## A regression problem with optional treatment

I have an interesting problem here and really need your suggestion to analyze the data in a proper way.

In 2012 we collected data about retention of the students from first semester to second semester along with some other variables. The retention variable is a binary type variable- 'retained' and 'did not retain'. In 2013 we introduced a new system. Student success advisers were assigned and any student when needed could go to them. We collected a few new variables associated with the introduction of the student success advisers along with the variables collected in 2012. Now, going to these advisers was not mandatory for the students. Those who felt problem could go to them. That's why just looking at 2013 data alone makes it look like the advisers make things worse: the students they see do worse, and are more likely to leave university. Only the students who faced problems probably went to the advisers and those who were doing well probably didn't. If 10 students went to the advisers with problem and 8 of them retained to semester 2, that is surely a success. But if 80 out of 100 students who didn't have any problem and thus didn't go to the adviser retained to semester 2, that will have log odds similar to those who went to the advisers and thus tell you going to the advisers did not bring any change or had no significant effect!

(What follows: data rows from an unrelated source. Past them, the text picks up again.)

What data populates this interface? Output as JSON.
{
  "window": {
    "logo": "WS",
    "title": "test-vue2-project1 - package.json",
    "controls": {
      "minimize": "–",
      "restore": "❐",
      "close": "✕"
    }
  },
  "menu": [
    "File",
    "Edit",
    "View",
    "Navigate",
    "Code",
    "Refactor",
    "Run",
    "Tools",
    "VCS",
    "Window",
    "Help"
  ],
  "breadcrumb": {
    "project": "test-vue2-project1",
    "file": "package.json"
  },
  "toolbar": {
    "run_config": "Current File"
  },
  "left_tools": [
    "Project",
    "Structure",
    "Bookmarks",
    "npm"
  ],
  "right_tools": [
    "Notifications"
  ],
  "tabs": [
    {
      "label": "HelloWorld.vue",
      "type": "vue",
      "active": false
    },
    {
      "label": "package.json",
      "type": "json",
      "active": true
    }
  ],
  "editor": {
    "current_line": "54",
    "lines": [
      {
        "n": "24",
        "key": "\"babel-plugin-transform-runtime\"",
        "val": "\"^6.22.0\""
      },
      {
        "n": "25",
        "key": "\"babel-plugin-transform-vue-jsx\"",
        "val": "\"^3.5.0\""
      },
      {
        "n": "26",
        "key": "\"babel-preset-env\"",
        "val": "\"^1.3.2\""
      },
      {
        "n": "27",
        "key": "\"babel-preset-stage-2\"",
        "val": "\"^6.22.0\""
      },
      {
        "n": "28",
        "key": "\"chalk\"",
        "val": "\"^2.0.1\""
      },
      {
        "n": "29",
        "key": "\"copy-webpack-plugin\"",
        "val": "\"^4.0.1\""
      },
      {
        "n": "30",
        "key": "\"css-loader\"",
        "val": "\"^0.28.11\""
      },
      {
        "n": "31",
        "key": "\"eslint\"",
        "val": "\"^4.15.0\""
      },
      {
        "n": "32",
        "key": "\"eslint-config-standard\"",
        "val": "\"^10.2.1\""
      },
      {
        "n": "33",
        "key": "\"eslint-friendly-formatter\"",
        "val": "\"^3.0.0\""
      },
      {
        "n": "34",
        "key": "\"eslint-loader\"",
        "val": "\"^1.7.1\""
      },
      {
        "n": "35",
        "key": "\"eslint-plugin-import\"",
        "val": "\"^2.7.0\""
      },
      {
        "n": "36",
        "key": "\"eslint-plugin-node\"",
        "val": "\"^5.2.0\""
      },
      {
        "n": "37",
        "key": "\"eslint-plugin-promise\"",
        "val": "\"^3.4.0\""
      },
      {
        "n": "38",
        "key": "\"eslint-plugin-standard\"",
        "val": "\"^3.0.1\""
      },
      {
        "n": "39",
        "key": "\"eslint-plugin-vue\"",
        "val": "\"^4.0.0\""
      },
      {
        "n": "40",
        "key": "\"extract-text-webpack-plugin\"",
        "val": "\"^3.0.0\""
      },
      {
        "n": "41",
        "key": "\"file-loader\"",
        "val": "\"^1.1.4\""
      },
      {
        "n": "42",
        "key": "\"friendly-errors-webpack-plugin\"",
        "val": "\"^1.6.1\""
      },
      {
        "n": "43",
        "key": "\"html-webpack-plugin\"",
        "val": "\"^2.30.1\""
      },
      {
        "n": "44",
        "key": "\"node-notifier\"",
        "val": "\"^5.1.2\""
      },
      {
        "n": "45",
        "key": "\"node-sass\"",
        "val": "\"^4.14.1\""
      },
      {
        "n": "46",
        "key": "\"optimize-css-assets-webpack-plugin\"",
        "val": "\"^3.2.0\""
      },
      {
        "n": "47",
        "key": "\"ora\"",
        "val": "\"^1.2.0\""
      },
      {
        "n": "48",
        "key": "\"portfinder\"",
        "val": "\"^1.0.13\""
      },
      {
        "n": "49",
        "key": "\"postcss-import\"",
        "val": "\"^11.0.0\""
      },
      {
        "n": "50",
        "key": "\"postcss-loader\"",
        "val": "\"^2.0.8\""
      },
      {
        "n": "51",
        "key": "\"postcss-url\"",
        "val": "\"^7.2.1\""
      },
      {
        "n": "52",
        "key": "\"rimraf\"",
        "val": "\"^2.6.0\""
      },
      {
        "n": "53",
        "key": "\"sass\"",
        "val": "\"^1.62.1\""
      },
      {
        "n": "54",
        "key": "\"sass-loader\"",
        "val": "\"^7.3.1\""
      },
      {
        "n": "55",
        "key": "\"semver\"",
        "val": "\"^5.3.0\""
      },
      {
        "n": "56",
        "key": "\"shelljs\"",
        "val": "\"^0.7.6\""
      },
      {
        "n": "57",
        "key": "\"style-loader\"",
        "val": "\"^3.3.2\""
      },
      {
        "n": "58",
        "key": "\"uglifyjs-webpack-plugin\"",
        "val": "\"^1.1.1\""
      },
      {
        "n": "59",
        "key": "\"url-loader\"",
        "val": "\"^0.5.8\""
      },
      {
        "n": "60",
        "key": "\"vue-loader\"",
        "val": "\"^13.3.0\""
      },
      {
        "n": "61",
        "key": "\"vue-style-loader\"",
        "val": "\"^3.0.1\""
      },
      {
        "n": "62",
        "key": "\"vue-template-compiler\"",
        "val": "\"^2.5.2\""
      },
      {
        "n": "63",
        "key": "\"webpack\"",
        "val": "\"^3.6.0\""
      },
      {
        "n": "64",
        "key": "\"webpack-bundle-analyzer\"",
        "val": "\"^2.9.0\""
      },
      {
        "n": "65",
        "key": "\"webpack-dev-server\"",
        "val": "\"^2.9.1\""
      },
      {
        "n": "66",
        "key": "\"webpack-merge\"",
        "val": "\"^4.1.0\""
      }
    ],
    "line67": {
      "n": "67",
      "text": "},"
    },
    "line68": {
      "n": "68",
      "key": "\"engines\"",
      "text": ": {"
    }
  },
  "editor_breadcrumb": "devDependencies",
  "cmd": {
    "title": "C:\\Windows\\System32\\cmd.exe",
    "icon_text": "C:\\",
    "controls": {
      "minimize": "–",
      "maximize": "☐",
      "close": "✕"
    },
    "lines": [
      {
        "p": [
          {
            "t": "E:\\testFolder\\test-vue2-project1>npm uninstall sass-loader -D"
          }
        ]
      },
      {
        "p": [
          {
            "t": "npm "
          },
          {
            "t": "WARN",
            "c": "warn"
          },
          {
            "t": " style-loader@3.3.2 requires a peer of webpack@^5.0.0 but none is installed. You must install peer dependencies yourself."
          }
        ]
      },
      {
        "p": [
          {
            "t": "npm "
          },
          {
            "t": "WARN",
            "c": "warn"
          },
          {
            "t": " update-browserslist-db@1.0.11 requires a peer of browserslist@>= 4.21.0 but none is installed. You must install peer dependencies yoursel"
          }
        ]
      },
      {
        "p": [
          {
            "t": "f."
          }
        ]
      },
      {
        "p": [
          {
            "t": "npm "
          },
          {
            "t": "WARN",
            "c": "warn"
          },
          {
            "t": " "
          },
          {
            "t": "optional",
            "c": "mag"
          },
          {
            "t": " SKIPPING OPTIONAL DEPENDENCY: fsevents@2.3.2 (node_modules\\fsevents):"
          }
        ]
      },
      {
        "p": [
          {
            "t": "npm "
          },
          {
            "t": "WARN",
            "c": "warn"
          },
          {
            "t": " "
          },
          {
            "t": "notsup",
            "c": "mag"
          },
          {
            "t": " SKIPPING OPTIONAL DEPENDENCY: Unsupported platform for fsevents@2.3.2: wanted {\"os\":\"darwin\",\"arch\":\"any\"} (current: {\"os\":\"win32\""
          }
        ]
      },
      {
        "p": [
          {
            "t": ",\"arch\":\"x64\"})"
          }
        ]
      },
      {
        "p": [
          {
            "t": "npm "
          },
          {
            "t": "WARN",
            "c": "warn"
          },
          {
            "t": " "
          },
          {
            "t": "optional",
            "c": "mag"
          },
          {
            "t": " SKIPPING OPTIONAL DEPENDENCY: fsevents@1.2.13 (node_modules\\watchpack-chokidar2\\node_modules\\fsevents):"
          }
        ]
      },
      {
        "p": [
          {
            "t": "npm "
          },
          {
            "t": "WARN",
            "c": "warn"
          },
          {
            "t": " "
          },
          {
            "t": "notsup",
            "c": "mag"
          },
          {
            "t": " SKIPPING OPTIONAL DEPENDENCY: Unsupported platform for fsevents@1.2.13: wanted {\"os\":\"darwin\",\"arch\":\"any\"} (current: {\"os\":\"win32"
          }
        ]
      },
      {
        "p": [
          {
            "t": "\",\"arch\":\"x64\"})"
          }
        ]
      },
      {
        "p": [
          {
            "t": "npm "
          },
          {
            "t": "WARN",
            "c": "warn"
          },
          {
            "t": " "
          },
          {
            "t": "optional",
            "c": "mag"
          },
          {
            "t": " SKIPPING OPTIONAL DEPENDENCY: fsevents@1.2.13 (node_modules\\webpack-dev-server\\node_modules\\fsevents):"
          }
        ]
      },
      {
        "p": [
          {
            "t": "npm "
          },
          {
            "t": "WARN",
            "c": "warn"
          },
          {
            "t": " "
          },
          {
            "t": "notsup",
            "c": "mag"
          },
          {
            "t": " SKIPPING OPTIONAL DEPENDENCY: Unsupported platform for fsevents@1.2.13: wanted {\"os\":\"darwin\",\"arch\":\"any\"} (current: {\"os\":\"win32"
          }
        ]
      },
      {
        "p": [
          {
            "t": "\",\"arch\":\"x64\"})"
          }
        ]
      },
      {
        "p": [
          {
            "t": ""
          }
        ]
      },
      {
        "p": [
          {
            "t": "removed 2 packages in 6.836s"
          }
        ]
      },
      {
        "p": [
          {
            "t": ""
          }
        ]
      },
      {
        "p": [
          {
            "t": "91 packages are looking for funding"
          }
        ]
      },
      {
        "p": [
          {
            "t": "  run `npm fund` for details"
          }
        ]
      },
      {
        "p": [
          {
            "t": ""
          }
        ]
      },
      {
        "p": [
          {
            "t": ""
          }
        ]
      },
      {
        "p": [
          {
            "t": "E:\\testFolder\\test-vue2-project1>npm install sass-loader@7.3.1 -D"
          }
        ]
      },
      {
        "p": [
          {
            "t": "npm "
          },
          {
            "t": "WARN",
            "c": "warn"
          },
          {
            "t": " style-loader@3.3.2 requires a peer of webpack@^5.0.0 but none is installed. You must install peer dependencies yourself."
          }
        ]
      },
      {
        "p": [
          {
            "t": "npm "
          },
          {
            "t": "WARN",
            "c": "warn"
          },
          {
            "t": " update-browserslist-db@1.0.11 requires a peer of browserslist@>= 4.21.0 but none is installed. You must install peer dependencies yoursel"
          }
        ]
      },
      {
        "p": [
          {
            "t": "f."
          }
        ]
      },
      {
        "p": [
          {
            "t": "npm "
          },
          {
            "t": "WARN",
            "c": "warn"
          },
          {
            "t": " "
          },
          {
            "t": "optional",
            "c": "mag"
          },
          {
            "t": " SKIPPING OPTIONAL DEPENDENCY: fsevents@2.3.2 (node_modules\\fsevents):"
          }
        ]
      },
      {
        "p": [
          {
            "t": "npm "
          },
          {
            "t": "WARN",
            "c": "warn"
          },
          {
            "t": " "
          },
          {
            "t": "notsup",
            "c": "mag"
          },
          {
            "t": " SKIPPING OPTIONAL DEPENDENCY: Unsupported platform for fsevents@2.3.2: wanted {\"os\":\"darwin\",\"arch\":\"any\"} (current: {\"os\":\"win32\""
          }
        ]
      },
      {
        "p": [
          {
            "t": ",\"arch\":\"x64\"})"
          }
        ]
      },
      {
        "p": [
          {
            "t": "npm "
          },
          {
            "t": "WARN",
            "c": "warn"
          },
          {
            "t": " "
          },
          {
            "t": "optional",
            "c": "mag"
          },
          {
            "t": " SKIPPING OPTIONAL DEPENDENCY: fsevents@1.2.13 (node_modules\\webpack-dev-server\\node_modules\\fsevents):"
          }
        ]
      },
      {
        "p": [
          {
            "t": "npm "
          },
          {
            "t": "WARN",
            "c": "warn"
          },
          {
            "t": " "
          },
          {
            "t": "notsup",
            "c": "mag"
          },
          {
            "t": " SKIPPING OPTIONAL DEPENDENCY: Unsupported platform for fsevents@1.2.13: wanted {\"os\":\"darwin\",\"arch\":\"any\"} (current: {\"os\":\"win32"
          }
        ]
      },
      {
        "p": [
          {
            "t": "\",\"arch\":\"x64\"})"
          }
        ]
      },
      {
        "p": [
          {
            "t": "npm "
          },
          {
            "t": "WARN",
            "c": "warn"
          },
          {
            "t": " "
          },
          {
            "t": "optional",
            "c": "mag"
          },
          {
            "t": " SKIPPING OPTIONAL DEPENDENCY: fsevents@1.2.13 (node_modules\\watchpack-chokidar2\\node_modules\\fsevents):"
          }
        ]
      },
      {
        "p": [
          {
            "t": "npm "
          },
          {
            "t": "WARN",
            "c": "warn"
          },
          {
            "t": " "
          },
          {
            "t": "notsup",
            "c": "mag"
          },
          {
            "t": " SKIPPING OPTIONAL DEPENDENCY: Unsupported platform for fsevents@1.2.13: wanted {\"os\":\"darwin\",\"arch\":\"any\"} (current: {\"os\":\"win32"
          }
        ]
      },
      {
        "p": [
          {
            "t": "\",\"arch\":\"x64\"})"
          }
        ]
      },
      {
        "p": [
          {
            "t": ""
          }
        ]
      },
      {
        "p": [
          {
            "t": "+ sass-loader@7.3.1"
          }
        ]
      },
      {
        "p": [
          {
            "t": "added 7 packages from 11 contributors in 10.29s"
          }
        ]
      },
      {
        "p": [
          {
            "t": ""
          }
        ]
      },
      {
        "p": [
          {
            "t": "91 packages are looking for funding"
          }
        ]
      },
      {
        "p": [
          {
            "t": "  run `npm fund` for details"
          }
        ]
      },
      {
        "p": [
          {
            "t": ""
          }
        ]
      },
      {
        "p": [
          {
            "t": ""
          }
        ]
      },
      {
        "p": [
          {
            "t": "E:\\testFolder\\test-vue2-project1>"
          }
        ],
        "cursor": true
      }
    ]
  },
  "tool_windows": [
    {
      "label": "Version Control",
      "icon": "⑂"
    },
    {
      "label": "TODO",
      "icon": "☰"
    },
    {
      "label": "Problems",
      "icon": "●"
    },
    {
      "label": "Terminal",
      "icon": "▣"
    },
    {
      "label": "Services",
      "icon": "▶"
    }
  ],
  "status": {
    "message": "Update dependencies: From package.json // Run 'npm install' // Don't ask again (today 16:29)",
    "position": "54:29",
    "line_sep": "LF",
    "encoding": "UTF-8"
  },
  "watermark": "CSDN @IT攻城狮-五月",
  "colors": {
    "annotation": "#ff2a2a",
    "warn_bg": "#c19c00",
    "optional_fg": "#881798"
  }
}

Part of the reason for this is there was a major policy change that effected how universities in our country took in students. So, there was something called the "cap" in place before 2013...a limit on the number of students a university could take on, and expect government funding for. In 2013 that cap was removed. What that meant was that successful, desirable universities started opening their doors to more students, and more students were able, suddenly, to get into desirable universities. Our university is not such a desirable university. So what probably happened (I don't know for sure) was that our university was forced in 2013 to take significantly "worse" students...which could well lead to greater retention difficulty.

What my bosses think is that we need to weight the 2012 data so that it matches the 2013 data on some of the variables that may have been sensitive to the removal of the cap or limit on student entry (or, alternatively, weight the 2013 data so that it matches the 2012 data set). Then we can compare two different cohorts as if they were a proper control group for each other. In fact, this is illusory. Some suggested me to use SPSSINC RAKE. But I am not getting any clue why.

What we want to find out (very broadly) is whether the system (introducing the advisers etc.) worked, and the degree to which it worked.

Thanks in advance for any suggestion.